From the desk of the Executive Director, Emily Stuart

In the late 1990s, a team of academics at the University of Kansas formalized the Strengths-Based Approach, now used widely in social work. Over the last 20 years, human service organizations have moved away from a deficits-based practice, focused on what an individual, family, or community lacks, and towards a practice that accentuates strengths, capacities, and resilience. In our industry, we routinely implement this approach with animals – giving them the benefit of the doubt, reframing problematic behavior as “quirks” that deserve extra resourcing, and combating negative and untrue stereotypes about dog breeds. However, this grace is rarely extended to the people who exist in the animals’ orbits – owners, especially those who surrender – and the communities in which the animals live.

What does a strengths-based approach look like? Allow me to provide a recent example from Gateway Pet Guardians. On security video, a woman was observed driving up to our building after hours, tying a dog to a pole out front, and driving away. On the surface level, this looks like a human callously disposing of an animal. When we looked further, we saw that the same woman returned multiple times to provide food and water until staff were able to arrive. She cared about the welfare of this animal and did what she thought was best: get the dog to a safe place.

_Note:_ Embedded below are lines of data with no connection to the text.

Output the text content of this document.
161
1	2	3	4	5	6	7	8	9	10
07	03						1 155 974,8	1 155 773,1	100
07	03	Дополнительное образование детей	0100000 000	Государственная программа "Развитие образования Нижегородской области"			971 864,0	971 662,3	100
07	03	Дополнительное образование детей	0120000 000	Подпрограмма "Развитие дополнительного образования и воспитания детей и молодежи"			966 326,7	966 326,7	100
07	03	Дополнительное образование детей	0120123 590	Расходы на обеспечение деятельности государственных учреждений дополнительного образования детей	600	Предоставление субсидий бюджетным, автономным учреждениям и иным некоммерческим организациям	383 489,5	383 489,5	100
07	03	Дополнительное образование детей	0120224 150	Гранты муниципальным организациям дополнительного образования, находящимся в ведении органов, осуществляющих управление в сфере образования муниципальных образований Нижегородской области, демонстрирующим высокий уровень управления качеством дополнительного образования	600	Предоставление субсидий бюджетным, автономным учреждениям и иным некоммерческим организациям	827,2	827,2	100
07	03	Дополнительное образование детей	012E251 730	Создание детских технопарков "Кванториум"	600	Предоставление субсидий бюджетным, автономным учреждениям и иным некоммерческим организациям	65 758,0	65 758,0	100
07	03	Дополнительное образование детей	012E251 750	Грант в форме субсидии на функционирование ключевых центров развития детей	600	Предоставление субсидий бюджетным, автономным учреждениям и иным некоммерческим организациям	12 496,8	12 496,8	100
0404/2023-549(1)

What we say about someone is as important as what we say to them. It is not rare to encounter communications from peer organizations that shame and blame people, including calling owner-surrenders “betrayals,” and describing neighborhoods where animals have been found as “terrors.” Falsehoods and stereotypes about different races/ethnicities are paired with exploitative images of injured or sick animals. Linking an image and words that are otherwise unrelated, known as paired association, is fuel to the fire. Our deficits-based approach to humans is a self-fulfilling prophecy. If we want caregivers and communities to reach out to us when they find an animal in need, why would we foment distrust through repeated negative characterizations?

Seemingly benign descriptions of people and communities can also do harm. Words like under-served or under-resourced have supplanted previously favored terms like poor, or low-income. Still, these words place accountability upon the person experiencing deprivation instead of on the policies and institutions withholding resources. The offensive party is never named and we once again reduce people to an empty plate, instead of recognizing their ability to survive while tethered in an invisible net of systemic oppression. Let me be clear: resilience is a trauma-response, not a celebration. Justice is removing the net, not patronizing those who manage to live through oppression with a pat on the back. Treating people with dignity and recognizing their inherent humanity should be an ethical obligation of any organization, including those in animal welfare.

If our collective goal is that animals are safe, secure, and healthy in a variety of homes and communities, then we need to manifest this mission in our words and images. The added benefit is an expanded network of community allies, volunteers, fosters, and supporters. We do not get to complain that our networks are not large enough when we routinely communicate that people are the enemy. The only possible outcome of continuing a deficits-based practice in animal welfare is to widen the chasm of communication, stigmatize whole communities, and create a world where a measure of one’s ability to care for an animal is the size of their wallet, zip code, or skin color, and not their capacity to give and receive love.